The tax reform package that went into effect at the end of 2017 effectively doubled the standard deduction for individuals. According to the Internal Revenue Service, that change alone is expected to reduce the number of taxpayers who would otherwise itemize.
Previously, roughly one out of three taxpayers itemized. But the tax reform package – termed the Tax Cuts and Jobs Act – doubles the standard deduction for all filing statuses. So many qualifying taxpayers could find the increased standard deduction amounts to more money than their total itemized deductions, therefore opting for the simpler standard deduction.
How to know? Taxpayers should check their 2017 itemized deductions to see what the new standard deduction means for them in 2018. Taxpayers who still want to itemize will complete an updated version of Schedule A, Itemized Deductions, along with their return.

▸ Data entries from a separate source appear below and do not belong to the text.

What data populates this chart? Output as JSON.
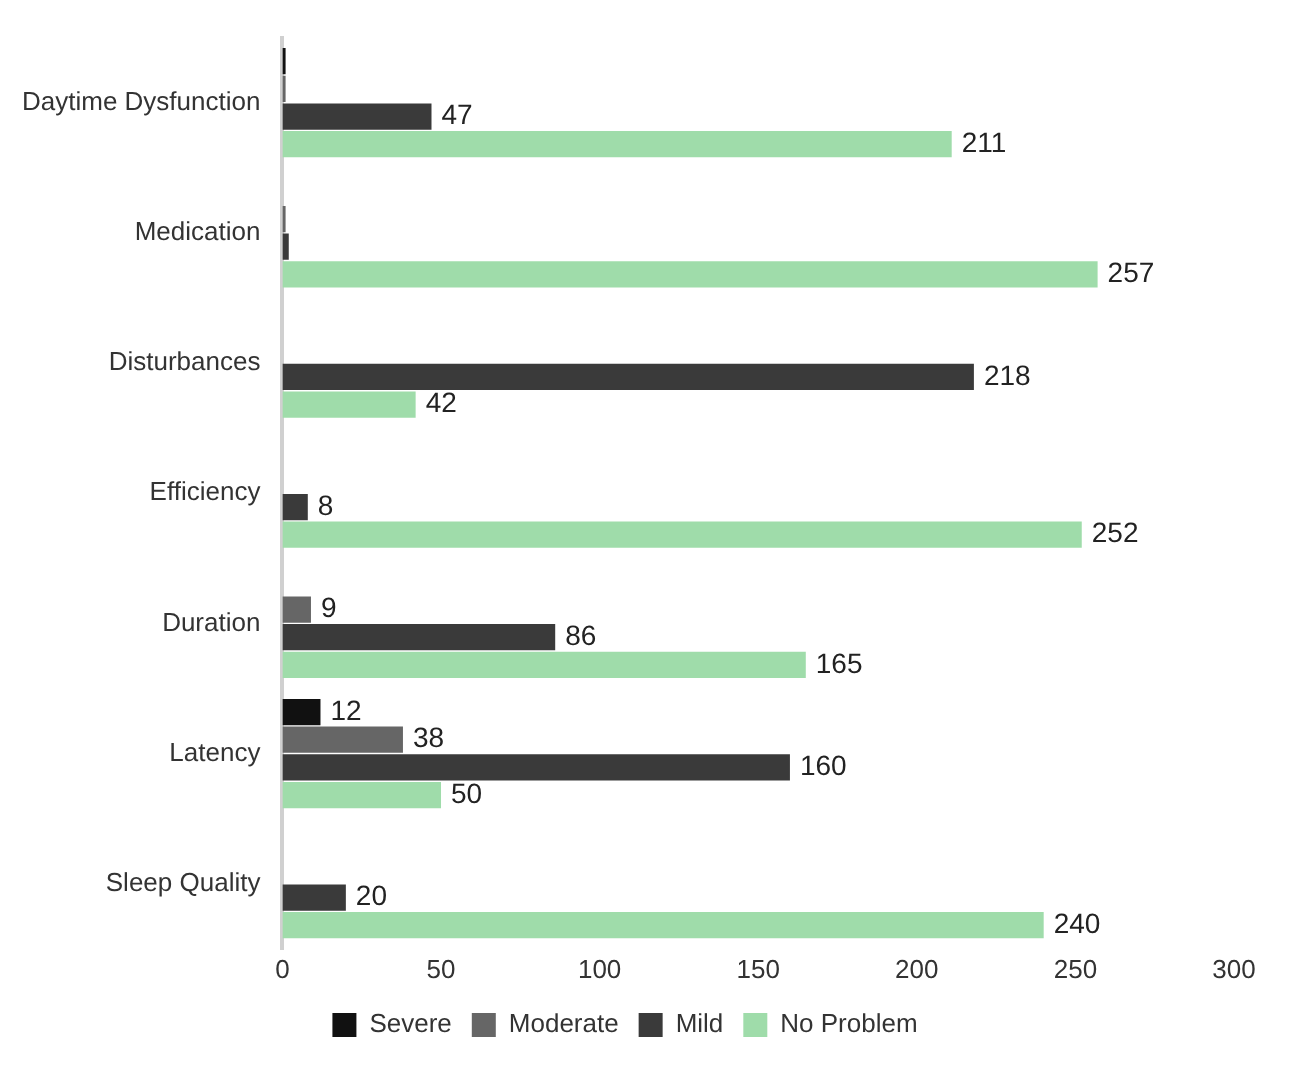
{
  "chart_data": {
    "type": "bar",
    "orientation": "horizontal",
    "categories": [
      "Daytime Dysfunction",
      "Medication",
      "Disturbances",
      "Efficiency",
      "Duration",
      "Latency",
      "Sleep Quality"
    ],
    "series": [
      {
        "name": "Severe",
        "color": "#111111",
        "values": [
          1,
          null,
          null,
          null,
          null,
          12,
          null
        ],
        "value_labels": [
          null,
          null,
          null,
          null,
          null,
          "12",
          null
        ]
      },
      {
        "name": "Moderate",
        "color": "#666666",
        "values": [
          1,
          1,
          null,
          null,
          9,
          38,
          null
        ],
        "value_labels": [
          null,
          null,
          null,
          null,
          "9",
          "38",
          null
        ]
      },
      {
        "name": "Mild",
        "color": "#3a3a3a",
        "values": [
          47,
          2,
          218,
          8,
          86,
          160,
          20
        ],
        "value_labels": [
          "47",
          null,
          "218",
          "8",
          "86",
          "160",
          "20"
        ]
      },
      {
        "name": "No Problem",
        "color": "#9fdcaa",
        "values": [
          211,
          257,
          42,
          252,
          165,
          50,
          240
        ],
        "value_labels": [
          "211",
          "257",
          "42",
          "252",
          "165",
          "50",
          "240"
        ]
      }
    ],
    "xlim": [
      0,
      300
    ],
    "xticks": [
      0,
      50,
      100,
      150,
      200,
      250,
      300
    ],
    "grid": false,
    "legend": "bottom"
  }
}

Publication 5307, Tax Reform Basics for Individuals and Families, is a key resource to understanding the impact of the tax reform law on deductions. The publication provides information about:
- increasing the standard deduction,
- suspending personal exemptions,
- increasing the child tax credit,
- adding a new credit for other dependents, and
- limiting or discontinuing certain deductions.
The IRS has other reminders to help taxpayers Get Ready for the upcoming tax filing season and has recently updated its Get Ready page with steps to take now for the 2019 tax filing season.